Single by GloRilla

from the album Glorious
- Released: September 20, 2024
- Genre: Southern hip hop
- Length: 2:08
- Label: CMG; Interscope;
- Songwriters: Gloria Woods; Edgar Ferrera; Michael Mulé; Isaac De Boni; Montay Humphrey; Aaron Bolton; Anthony Platt; Donald Jenkins; Maurice Gleaton; Korey Roberson; Howard Simmons;
- Producers: SkipOnDaBeat; FnZ;

GloRilla singles chronology
| "Show Dat Work" (2024) | "Hollon" (2024) | "Whatchu Kno About Me" (2024) |

Music video
- "Hollon" on YouTube

= Hollon =

2024 single by GloRilla

"Hollon" (stylised in all caps) is a song by American rapper GloRilla, released on September 20, 2024, as the second single from her debut studio album, Glorious. Produced by SkipOnDaBeat and FnZ, it samples "Hold on Ho" by Unk.

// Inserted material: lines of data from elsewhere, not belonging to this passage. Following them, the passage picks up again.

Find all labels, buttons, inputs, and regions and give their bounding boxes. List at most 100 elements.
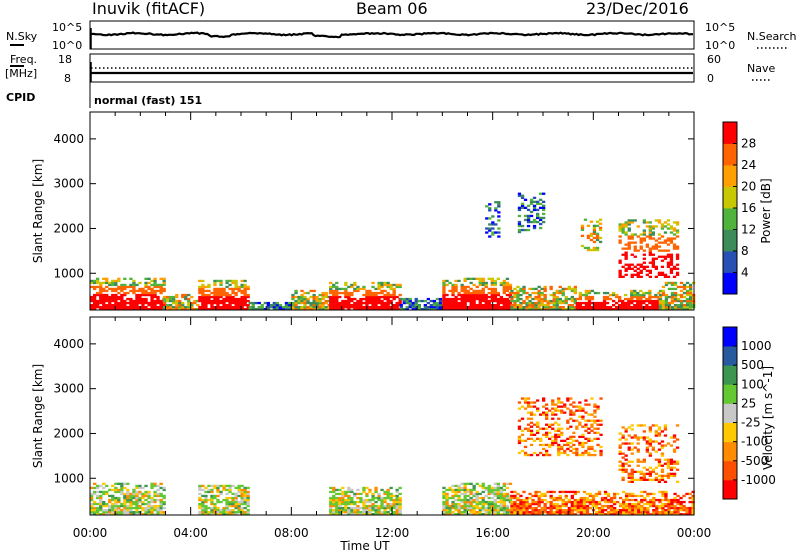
velocity-heatmap-cell (569, 445, 573, 449)
station-title: Inuvik (fitACF) (92, 0, 205, 18)
power-heatmap-cell (272, 304, 276, 307)
velocity-heatmap-cell (156, 513, 160, 516)
velocity-heatmap-cell (201, 500, 205, 504)
velocity-heatmap-cell (529, 401, 534, 404)
power-heatmap-cell (670, 281, 675, 285)
velocity-heatmap-cell (108, 494, 112, 498)
power-heatmap-cell (602, 301, 607, 305)
power-heatmap-cell (201, 297, 205, 301)
velocity-heatmap-cell (219, 509, 223, 512)
power-heatmap-cell (587, 291, 592, 295)
velocity-heatmap-cell (141, 492, 145, 496)
velocity-heatmap-cell (359, 492, 363, 496)
power-heatmap-cell (488, 207, 492, 210)
power-heatmap-cell (682, 287, 687, 291)
velocity-heatmap-cell (210, 513, 214, 516)
velocity-heatmap-cell (666, 462, 671, 465)
power-heatmap-cell (546, 304, 550, 307)
velocity-heatmap-cell (231, 509, 235, 512)
velocity-heatmap-cell (536, 429, 540, 432)
velocity-heatmap-cell (99, 506, 103, 510)
power-heatmap-cell (484, 301, 488, 305)
power-heatmap-cell (624, 304, 628, 307)
power-heatmap-cell (99, 287, 103, 291)
power-heatmap-cell (306, 306, 310, 309)
velocity-heatmap-cell (657, 460, 662, 463)
velocity-heatmap-cell (557, 435, 561, 438)
power-heatmap-cell (689, 291, 693, 295)
velocity-heatmap-cell (525, 500, 529, 504)
power-heatmap-cell (175, 293, 179, 297)
power-heatmap-cell (630, 263, 634, 266)
power-heatmap-cell (627, 247, 631, 250)
power-heatmap-cell (657, 241, 662, 244)
velocity-heatmap-cell (216, 511, 220, 514)
power-heatmap-cell (231, 281, 235, 285)
power-heatmap-cell (312, 289, 316, 293)
velocity-heatmap-cell (642, 458, 646, 461)
velocity-heatmap-cell (135, 498, 139, 502)
velocity-heatmap-cell (600, 513, 605, 516)
power-heatmap-cell (570, 308, 574, 311)
velocity-heatmap-cell (380, 498, 384, 502)
velocity-heatmap-cell (234, 494, 238, 498)
velocity-heatmap-cell (682, 504, 686, 508)
power-heatmap-cell (216, 293, 220, 297)
velocity-heatmap-cell (569, 409, 573, 412)
velocity-heatmap-cell (666, 476, 671, 479)
power-heatmap-cell (542, 206, 546, 209)
power-heatmap-cell (294, 289, 298, 293)
power-heatmap-cell (513, 295, 517, 299)
velocity-heatmap-cell (502, 482, 506, 485)
velocity-heatmap-cell (395, 506, 399, 510)
power-heatmap-cell (602, 304, 607, 307)
velocity-heatmap-cell (621, 426, 625, 429)
velocity-heatmap-cell (487, 509, 491, 512)
power-heatmap-cell (350, 306, 354, 309)
power-heatmap-cell (201, 299, 205, 303)
velocity-heatmap-cell (654, 476, 658, 479)
power-heatmap-cell (126, 297, 130, 301)
power-heatmap-cell (213, 306, 217, 309)
velocity-heatmap-cell (141, 500, 145, 504)
power-heatmap-cell (96, 279, 100, 283)
power-heatmap-cell (654, 308, 658, 311)
power-heatmap-cell (493, 279, 497, 283)
velocity-heatmap-cell (117, 490, 121, 494)
power-heatmap-cell (573, 301, 577, 305)
velocity-heatmap-cell (669, 474, 674, 477)
power-heatmap-cell (621, 223, 625, 226)
power-heatmap-cell (630, 297, 634, 301)
velocity-heatmap-cell (454, 490, 458, 494)
velocity-heatmap-cell (636, 424, 640, 427)
velocity-heatmap-cell (545, 417, 549, 420)
velocity-heatmap-cell (603, 490, 608, 494)
power-heatmap-cell (169, 295, 173, 299)
power-heatmap-cell (658, 297, 663, 301)
power-heatmap-cell (517, 220, 522, 224)
velocity-heatmap-cell (549, 506, 553, 510)
power-heatmap-cell (517, 194, 522, 197)
velocity-heatmap-cell (628, 498, 632, 502)
power-heatmap-cell (386, 306, 390, 309)
velocity-heatmap-cell (645, 440, 649, 443)
power-heatmap-cell (117, 295, 121, 299)
velocity-heatmap-cell (341, 506, 345, 510)
power-heatmap-cell (534, 301, 538, 305)
velocity-heatmap-cell (526, 453, 531, 457)
velocity-heatmap-cell (466, 513, 470, 516)
velocity-heatmap-cell (536, 421, 540, 424)
velocity-heatmap-cell (117, 500, 121, 504)
power-heatmap-cell (93, 295, 97, 299)
power-heatmap-cell (99, 299, 103, 303)
power-heatmap-cell (472, 304, 476, 307)
velocity-heatmap-cell (593, 421, 597, 424)
power-heatmap-cell (510, 295, 514, 299)
power-heatmap-cell (150, 299, 154, 303)
velocity-heatmap-cell (368, 498, 372, 502)
velocity-heatmap-cell (621, 434, 625, 437)
velocity-colorbar-segment (723, 460, 737, 481)
power-heatmap-cell (377, 306, 381, 309)
velocity-heatmap-cell (546, 511, 550, 514)
power-heatmap-cell (664, 299, 669, 303)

==Composition and lyrics==
The song is built on a sample of "Hold on Ho", using hi-hats and a horn sample as well. GloRilla boasts to her enemies, declaring how she and her women friends handle problems in the opening: "You must not know what you just started / Me and my bitches go gnarly / Give a fuck about this party / We gon' step on shit regardless".

==Critical reception==
Tom Breihan of Stereogum called the song "another in her long series of hard-stomping chant-alongs". Elias Andrews of HotNewHipHop stated, "GloRilla is talking trash and flexing on her haters. What else would you want her to do? She does it well, and it sounds ridiculously catchy as she does it." Aaron Williams of Uproxx wrote regarding the song, "One thing GloRilla is good at: giving fans rambunctious singalong anthems with crowd-pleasing chants set to soul-shaking beats."

==Charts==

Chart performance for "Hollon"
| Chart (2024) | Peak position |
|---|---|
| US Billboard Hot 100 | 48 |
| US Hot R&B/Hip-Hop Songs (Billboard) | 12 |

==Certifications==

Certifications for "Hollon"
| Region | Certification | Certified units/sales |
| United States (RIAA) | Gold | 500,000^{‡} |
^{‡} Sales+streaming figures based on certification alone.